神経細胞が活動した際、細胞外シグナル制御キナーゼは多数の細胞質分子と核内分子をリン酸化し、最終的に後期長期増強において観察されるタンパク質生合成と細胞の形態的変化を引き起こす^[18]。このような細胞質分子と核内分子には、cAMP応答配列結合タンパク質 (CREB : cAMP response element binding protein) のような転写因子がある^[17]。細胞外シグナル制御キナーゼを介して起きる転写因子の活性の変化は、後期長期増強の維持に関わるタンパク質の生合成の引き金となる。このようなタンパク質の例としてプロテインキナーゼMζ (PKMζ : protein kinase Mζ) と呼ばれる長期増強の誘導の後に生合成が増加し、持続的に活性化するキナーゼがある^[27][28]。プロテインキナーゼ Mζ はプロテインキナーゼ C の特殊なアイソフォームで、調節ユニットを失っているために構成的活性化が起きたままになっている^[27]。長期増強を仲介する他のキナーゼと違い、プロテインキナーゼ Mζ は長期増強の誘導から初めの 30 分は活性がなく、長期増強の後半の段階である長期増強の維持に必要なキナーゼである^[27]。したがって、プロテインキナーゼ Mζ は記憶の持続に重要であり、長期記憶の維持に重要であると見られている。実際、ラットの海馬にプロテインキナーゼ Mζ 阻害剤を導入することにより、短期記憶を阻害することなく逆行性健忘を起こさせることができる^[28](プロテインキナーゼMζは短期記憶の成立には関与していない)。プロテインキナーゼ Mζ は最近、後期長期増強の発現に関わるシナプス足場タンパク質の輸送の指令や再編成によって後期長期増強に関わっていることが示されている^[27][28]。

[編集] 発現

プロテインキナーゼMζの他に、数種類のタンパク質が後期長期増強の際に合成されていることが知られている。これらはその種類に関係なく、後期長期増強における樹状突起棘の数や表面積、シナプス後細胞の神経伝達物質に対する応答性などの増加に寄与していると考えられている^[18]。この内の神経伝達物質に対する応答性の増加は、後期長期増強の際のAMPA型グルタミン酸受容体の生合成の増加による面がある^[18]。後期長期増強はシナプス前細胞におけるシナプトタグミンの生合成とシナプス小胞の数の増加とも関連付けられることから、後期長期増強によってシナプス後細胞だけではなくシナプス前細胞でもタンパク質の生合成が誘導されることが示唆される^[18]。前述の通り、シナプス後細胞における長期増強の誘導により、シナプス前細胞でタンパク質の生合成が起きるためには、シナプス後細胞からシナプス前細胞への信号伝達が必要である。この信号伝達は後述する逆行性メッセンジャーの生合成によるものであると考えられている。

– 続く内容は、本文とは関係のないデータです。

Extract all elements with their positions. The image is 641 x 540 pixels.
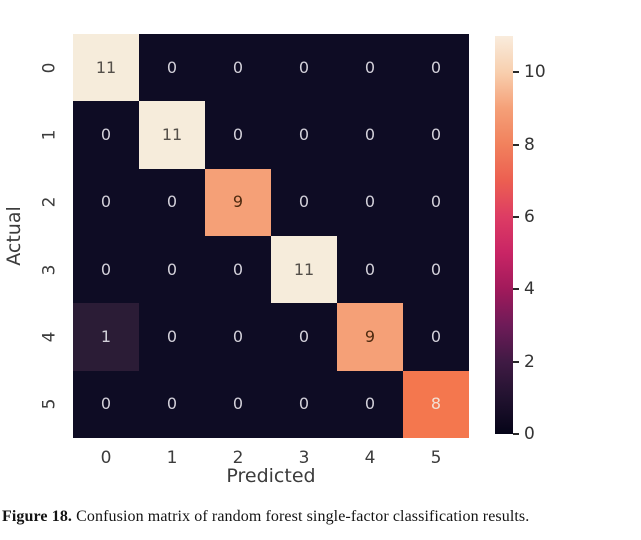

シナプス後細胞のおける反応に限っても、後期長期増強を行うタンパク質の生合成が起きる場所は特定されていない。特に、タンパク質の生合成が起きるのが細胞体か樹状突起かも定かではない^[25]。1960 年代に、樹状突起において (タンパク質の生合成メカニズムの重要な要素である) リボソームが発見されたにもかかわらず、神経細胞におけるタンパク質の生合成が主に行われるのは細胞体であるという考えが優勢であった^[25]。1980 年代に、細胞体との結合が断たれた樹状突起でもタンパク質の生合成が起きることが示されるまでは、この考えに挑む者はいなかった^[25]。より最近になって、この種の局所的なタンパク質の生合成がある種の長期増強に必要であることが示されている^[29][30]。

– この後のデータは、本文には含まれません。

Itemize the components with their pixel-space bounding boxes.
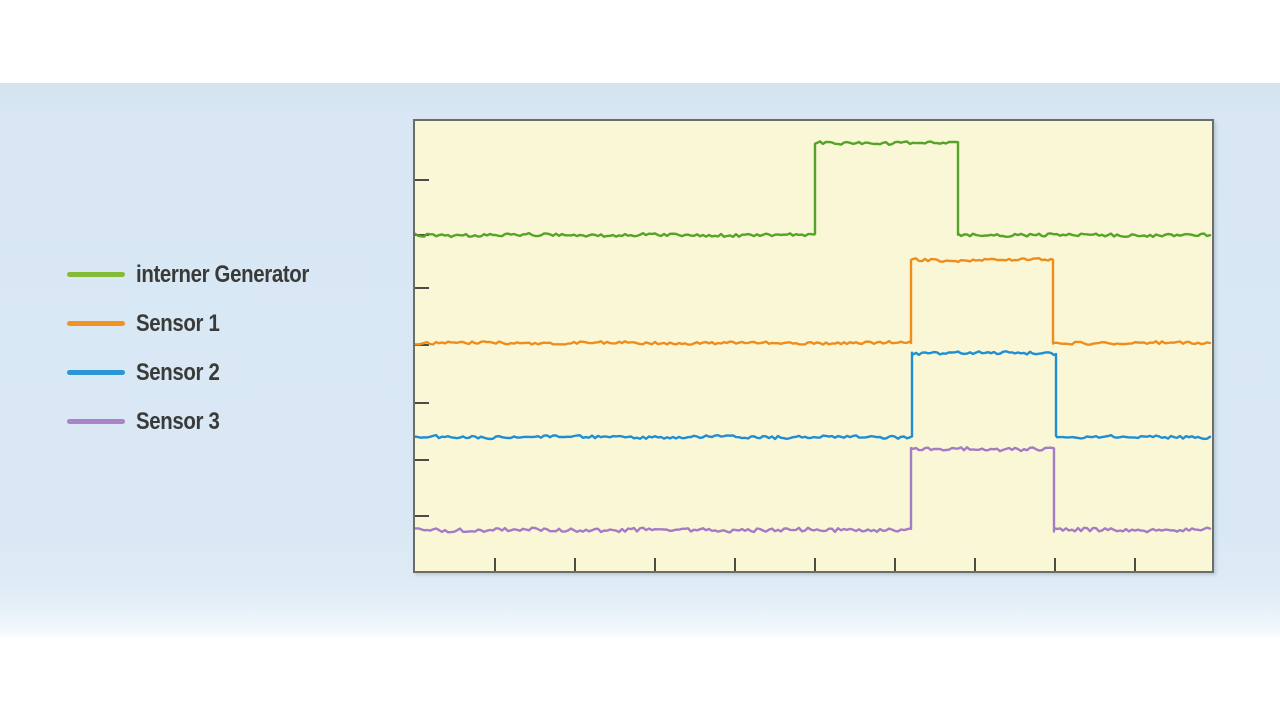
trace-interner-generator <box>415 140 1212 239</box>
trace-sensor-2 <box>415 350 1212 441</box>
legend: interner Generator Sensor 1 Sensor 2 Sen… <box>67 250 340 446</box>
legend-label-generator: interner Generator <box>136 260 310 288</box>
legend-label-sensor2: Sensor 2 <box>136 358 220 386</box>
legend-item-generator: interner Generator <box>67 250 340 299</box>
sensor1-color-swatch <box>67 321 125 326</box>
legend-label-sensor3: Sensor 3 <box>136 407 220 435</box>
generator-color-swatch <box>67 272 125 277</box>
trace-sensor-3 <box>415 446 1212 534</box>
sensor3-color-swatch <box>67 419 125 424</box>
legend-label-sensor1: Sensor 1 <box>136 309 220 337</box>
signal-chart <box>415 140 1212 571</box>
figure-panel: interner Generator Sensor 1 Sensor 2 Sen… <box>0 83 1280 639</box>
legend-item-sensor3: Sensor 3 <box>67 397 340 446</box>
legend-item-sensor2: Sensor 2 <box>67 348 340 397</box>
legend-item-sensor1: Sensor 1 <box>67 299 340 348</box>
trace-sensor-1 <box>415 256 1212 346</box>
plot-area <box>413 119 1214 573</box>
sensor2-color-swatch <box>67 370 125 375</box>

局所的なタンパク質の生合成による長期増強の仮説が有力になりつつある理由として、長期増強における入力特異性のメカニズムを説明できる点がある^[25]。もし実際に後期長期増強に局所的なタンパク質の生合成が関わっているとすれば、長期増強を誘導するような刺激を受けた樹状突起棘のみで長期増強が起き、隣接するシナプスに長期増強が伝播することはない。一方、細胞体における広範囲のタンパク質の生合成では、長期増強を誘導するような刺激を受け取っていないシナプスを含めた、細胞の隅々までタンパク質を輸送することが必要になる。局所的なタンパク質の生合成による長期増強の仮説は入力特異性のメカニズムを説明できる一方で、広範囲のタンパク質の生合成による仮説は分が悪いようにも見える。しかし、後述するシナプティック・タギング仮説により、広範囲のタンパク質の生合成でもシナプス特異性と、さらに連合性が説明できる。

[編集] 逆行性シグナリング

逆行性シグナリングとは、シナプス後細胞で誘導、発現した長期増強がシナプス前細胞でも発現することを説明しようとする仮説である^[4][22][31]。この仮説の名前は、通常のシナプス伝達はシナプス前細胞からシナプス後細胞へと一方向的に伝わることから付けられた。シナプス後細胞で長期増強が誘導され、シナプス前細胞でも長期増強が発現するには、何らかの信号がシナプス後細胞からシナプス前細胞へと『逆行』しなくてはならない。その信号によりシナプス前細胞における反応の連鎖が開始され、神経伝達物質の放出確率の増加などのシナプス前細胞における長期増強の発現が起きると考えられる^[32]。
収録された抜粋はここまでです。